A first-principles study of surface and subsurface H on and in Ni(1 1 1): diffusional properties and coverage-dependent behavior

Abstract

Periodic, self-consistent, density functional theory (GGA-PW91) calculations are performed for both surface and subsurface atomic hydrogen on and in Ni(1 1 1). At a low coverage ( θ=0.25 ML), the binding energies (BEs) of a hydrogen atom in surface fcc, subsurface octahedral (first layer), and subsurface octahedral (second layer) sites are −2.89, −2.18, and −2.11 eV, respectively. The activation energy barriers for hydrogen diffusion from the surface to the first subsurface layer and from the first to the second subsurface layer are estimated to be 0.88 and 0.52 eV, respectively. In the entire coverage range studied, hydrogen occupies surface fcc and hcp sites and subsurface octahedral sites. In addition, the magnitude of the BE per hydrogen atom and the magnetization of the nickel slabs both decrease as hydrogen coverage increases. Vibrational frequencies of hydrogen at various surface and subsurface sites are calculated and are in reasonable agreement with experimental data.
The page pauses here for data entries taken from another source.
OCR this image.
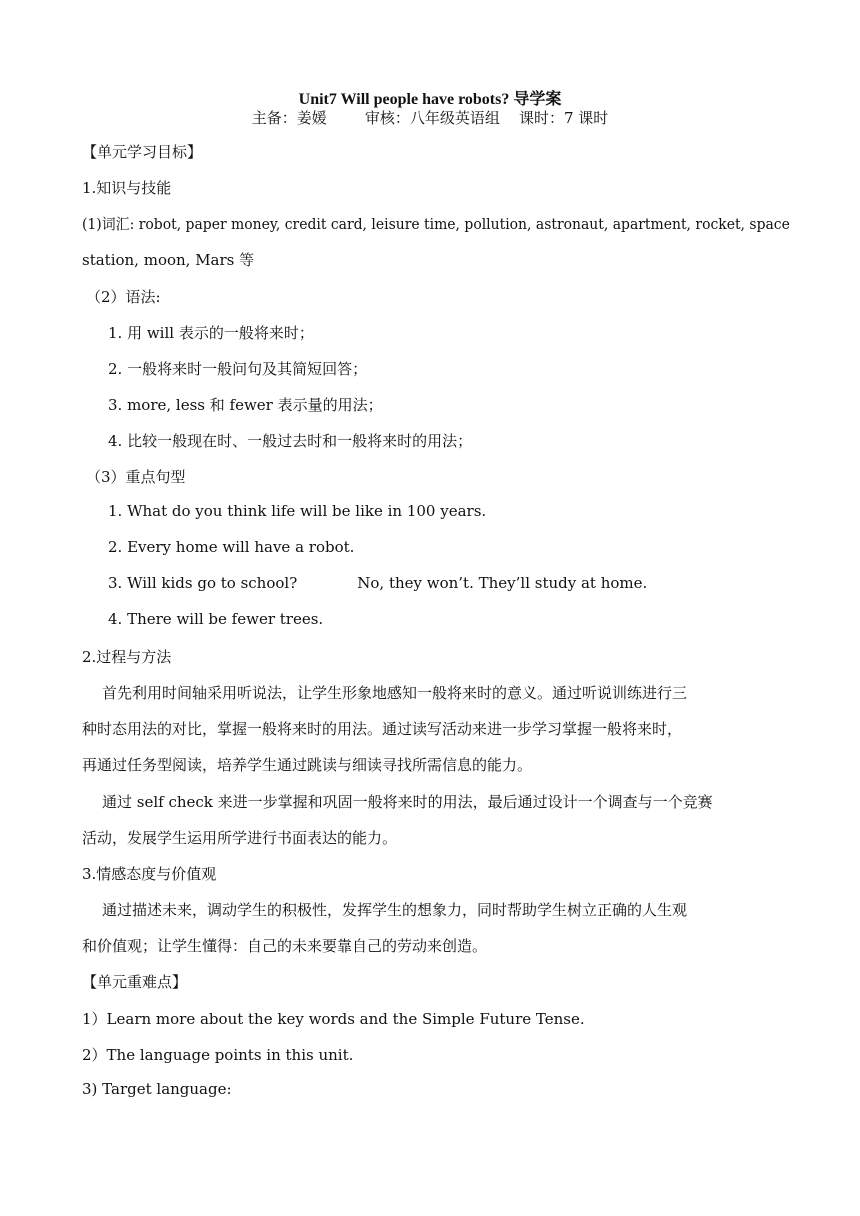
Unit7 Will people have robots? 导学案
主备：姜媛        审核：八年级英语组    课时：7 课时
【单元学习目标】
1.知识与技能
(1)词汇: robot, paper money, credit card, leisure time, pollution, astronaut, apartment, rocket, space
station, moon, Mars 等
（2）语法:
1. 用 will 表示的一般将来时；
2. 一般将来时一般问句及其简短回答；
3. more, less 和 fewer 表示量的用法；
4. 比较一般现在时、一般过去时和一般将来时的用法；
（3）重点句型
1. What do you think life will be like in 100 years.
2. Every home will have a robot.
3. Will kids go to school?	No, they won’t. They’ll study at home.
4. There will be fewer trees.
2.过程与方法
首先利用时间轴采用听说法，让学生形象地感知一般将来时的意义。通过听说训练进行三
种时态用法的对比，掌握一般将来时的用法。通过读写活动来进一步学习掌握一般将来时，
再通过任务型阅读，培养学生通过跳读与细读寻找所需信息的能力。
通过 self check 来进一步掌握和巩固一般将来时的用法，最后通过设计一个调查与一个竞赛
活动，发展学生运用所学进行书面表达的能力。
3.情感态度与价值观
通过描述未来，调动学生的积极性，发挥学生的想象力，同时帮助学生树立正确的人生观
和价值观；让学生懂得：自己的未来要靠自己的劳动来创造。
【单元重难点】
1）Learn more about the key words and the Simple Future Tense.
2）The language points in this unit.
3) Target language:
A phase stability calculation with a 2 × 2 surface unit cell shows that a p(2 × 2)-2H overlayer structure ( θ=0.5 ML) and a p(1 × 1)-1H structure ( θ=1.0 ML) are stable at low hydrogen pressures, in agreement with numerous experimental results. A very large increase in pressure is required to populate subsurface sites. After such an increase occurs, the first subsurface layer is filled completely.